For all that, and even taking into account the experience of the two founders, Brent Leary, founder and principal analyst at CRM Essentials, believes it will be difficult to compete with the usual incumbents like Taylor's former company, Salesforce.

"I mean Taylor is incredibly smart and capable, there's no doubt about that," Leary said. “But with Salesforce there is a lot of institutional experience, skills and other resources that a startup doesn't have, even if it's led by someone like Bret. And these huge companies are allocating all their investments in R&D and restructuring all their operations around the opportunities they are seeing with AI.”

To be clear, Sierra is well capitalized, although certainly not to the level of a company like Salesforce. Taylor and Bavor's pedigree combined with the potential market they are pursuing is attracting big investments: the company has already raised $110 million, $25 million from Benchmark and an additional $85 million from Sequoia.

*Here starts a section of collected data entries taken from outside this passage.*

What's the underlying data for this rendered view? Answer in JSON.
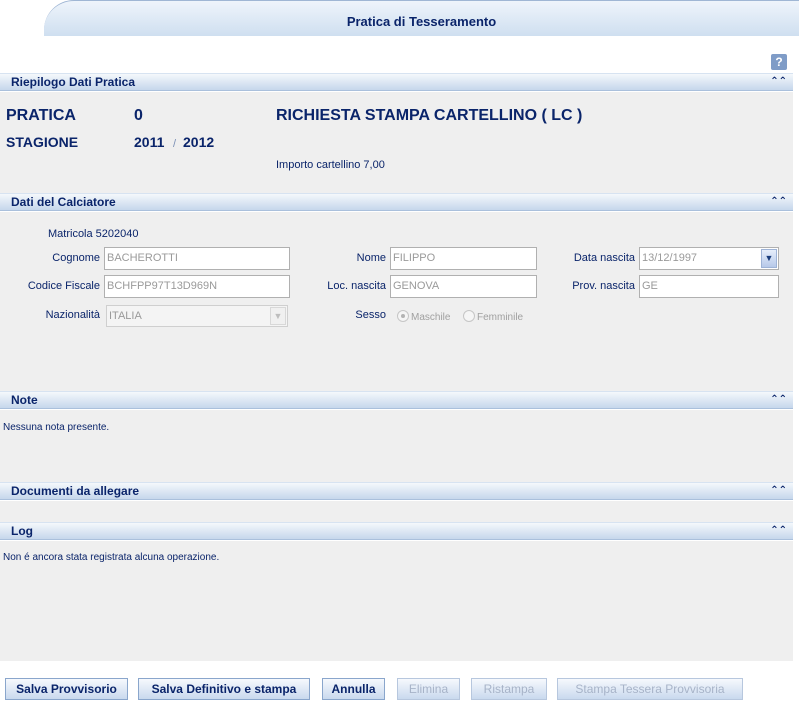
{
  "page": {
    "title": "Pratica di Tesseramento"
  },
  "sections": {
    "riepilogo": "Riepilogo Dati Pratica",
    "calciatore": "Dati del Calciatore",
    "note": "Note",
    "documenti": "Documenti da allegare",
    "log": "Log"
  },
  "riepilogo": {
    "pratica_label": "PRATICA",
    "pratica_value": "0",
    "richiesta": "RICHIESTA STAMPA CARTELLINO  ( LC )",
    "stagione_label": "STAGIONE",
    "stagione_start": "2011",
    "stagione_sep": "/",
    "stagione_end": "2012",
    "importo": "Importo cartellino 7,00"
  },
  "calciatore": {
    "matricola": "Matricola 5202040",
    "cognome_label": "Cognome",
    "cognome": "BACHEROTTI",
    "nome_label": "Nome",
    "nome": "FILIPPO",
    "data_nascita_label": "Data nascita",
    "data_nascita": "13/12/1997",
    "codice_fiscale_label": "Codice Fiscale",
    "codice_fiscale": "BCHFPP97T13D969N",
    "loc_nascita_label": "Loc. nascita",
    "loc_nascita": "GENOVA",
    "prov_nascita_label": "Prov. nascita",
    "prov_nascita": "GE",
    "nazionalita_label": "Nazionalità",
    "nazionalita": "ITALIA",
    "sesso_label": "Sesso",
    "sesso_maschile": "Maschile",
    "sesso_femminile": "Femminile",
    "sesso_selected": "Maschile"
  },
  "note": {
    "text": "Nessuna nota presente."
  },
  "log": {
    "text": "Non é ancora stata registrata alcuna operazione."
  },
  "buttons": {
    "salva_provvisorio": "Salva Provvisorio",
    "salva_definitivo": "Salva Definitivo e stampa",
    "annulla": "Annulla",
    "elimina": "Elimina",
    "ristampa": "Ristampa",
    "stampa_tessera": "Stampa Tessera Provvisoria"
  },
  "icons": {
    "help": "help-icon",
    "collapse": "double-chevron-up-icon",
    "dropdown": "chevron-down-icon"
  }
}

This is an extraordinary amount of money for an early-stage company, but these are not your typical founders.

Ravi Gupta, a partner at Sequoia Capital, who is leading his company's investment in Sierra, says that beyond the background of the two founders, the company impresses with the technology and its potential. "I think seeing it in action is the most notable, and I think it really captured our imagination of what future customer interactions can look like," he said, adding that it wasn't a difficult decision for him to write a check.

Sierra clearly sees a huge opportunity to transform the customer experience with AI, but there are many obstacles standing in the way of success. If the founders can find a way to adequately address the obstacles of free-form, AI-powered, automated customer service agents, while also avoiding established enterprise competitors, it could be a successful startup, but as Everything that involves AI, it still has to prove that it can do it, and consistently and at scale.